На прошлой неделе обсуждение закона о культуре перетекло из плоскости узкопрофессиональной в общественную: музыкант Сергей Шнуров во время выступления в Госдуме сравнил желание формализовать отношения между художником и государством с попытками «с помощью сети поймать океан» и предложил разогнать Министерство культуры. В заочную полемику со Шнуровым вступил министр культуры Владимир Мединский: «Он просто не понимает, что говорит вообще. Министерства культуры есть везде. Во всех странах».

Министр культуры мог бы проигнорировать заявление Шнурова, но все-таки счел нужным ввязаться в спор. Почему? Объяснение может показаться странным. Мединский, а также председатель комитета Госдумы по культуре Елена Ямпольская (которая и пригласила на обсуждение в Госдуму 22 марта Андрея Макаревича и Сергея Шнурова) хотят, чтобы обсуждение закона привлекало как можно больше внимания. Ради эффекта «всенародного обсуждения» они готовы идти на репутационные риски.

Творец и закон

Закон о культуре обсуждается уже много лет, сроки его принятия переносились уже дважды. Зачем вообще нужен новый закон? Считается, что предыдущий, который был принят аж в 1992 году, «давно устарел». Формально – да, тогда и интернета не было, и много чего не было. Но если сравнить его хотя бы с Основами государственной культурной политики (2014), которые являются как бы прелюдией к новому закону, мы увидим принципиальную разницу. Закон 1992 года прежде всего гарантирует права и свободы художника. Главное определение там, пожалуй: «Каждый человек имеет право на свободный выбор нравственных, эстетических и других ценностей, на защиту государством своей культурной самобытности». Новая концепция рассматривает культуру (и ее деятеля) исключительно как инструмент на службе у государства; как стратегический ресурс. Культура должна, согласно концепции, укреплять (гражданскую идентичность), создавать (условия для воспитания граждан), сохранять (историческое и культурное наследие и его использование для воспитания и образования); передавать (от поколения к поколению традиционные для российской цивилизации ценности, традиции, обычаи и образцы поведения) и так далее.

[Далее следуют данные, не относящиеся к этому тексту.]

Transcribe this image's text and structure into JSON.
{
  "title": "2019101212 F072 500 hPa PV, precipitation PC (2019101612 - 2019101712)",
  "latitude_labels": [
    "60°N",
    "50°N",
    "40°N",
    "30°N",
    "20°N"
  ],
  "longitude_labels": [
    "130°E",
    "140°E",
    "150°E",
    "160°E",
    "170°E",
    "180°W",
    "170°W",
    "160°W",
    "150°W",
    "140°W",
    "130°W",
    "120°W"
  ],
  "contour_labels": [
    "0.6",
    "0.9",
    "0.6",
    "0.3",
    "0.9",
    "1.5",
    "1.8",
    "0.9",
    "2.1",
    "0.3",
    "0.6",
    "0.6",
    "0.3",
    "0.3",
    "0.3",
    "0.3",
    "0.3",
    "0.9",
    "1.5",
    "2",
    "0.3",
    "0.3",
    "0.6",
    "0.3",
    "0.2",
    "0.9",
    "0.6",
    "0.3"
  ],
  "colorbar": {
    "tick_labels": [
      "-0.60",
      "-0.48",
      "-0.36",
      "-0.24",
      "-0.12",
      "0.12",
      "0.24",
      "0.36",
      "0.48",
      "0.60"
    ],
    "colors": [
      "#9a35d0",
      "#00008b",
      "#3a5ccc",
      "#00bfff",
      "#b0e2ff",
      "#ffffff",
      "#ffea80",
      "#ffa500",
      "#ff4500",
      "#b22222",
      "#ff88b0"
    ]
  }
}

О том, что культура ⁠вообще-то есть ⁠производство уникального и зависит от желания творца, документ как бы ⁠«забывает». Про свободу художника там сказано где-то в середине, одной, хотя ⁠и важной строчкой – что государство не должно вмешиваться в культуру. Но все ⁠остальное не то что отменяет – но ⁠как бы подменяет эту свободу перечнем многочисленных обязанностей художника ⁠перед государством.

Упрекая Шнурова в незнании матчасти, министр Мединский приводит в пример опыт Великобритании. В Британии, как и в большинстве европейских стран, есть объединенное «министерство цифрового развития, культуры, СМИ и спорта». Культура там понимается как часть «общего удобства», а сам DCMS (Department for Digital, Culture, Media and Sport) выступает в роли оператора этого удобства. На сайте DCMS можно найти описание миссии. Например: «медиа и свободная пресса являются одним из краеугольных камней демократии, и DCMS тесно сотрудничает с ними, чтобы поддерживать это». Собственно, это и можно считать универсальным правилом – для культуры, медиа, спорта и цифровых технологий: защищать свободы, помогать, расширять возможности для самореализации человека. Это и есть, если угодно, британский «закон о культуре», но он не требует многостраничного перечисления, поскольку базируется на одной универсальной норме: свободы и права граждан. Все остальное вытекает из этого постулата и не требует дополнительной расшифровки. Шнуров говорит: государство может только «создавать атмосферу благоприятствования, уважения» – это и означает быть «благожелательным оператором свободы», как британский DCMS.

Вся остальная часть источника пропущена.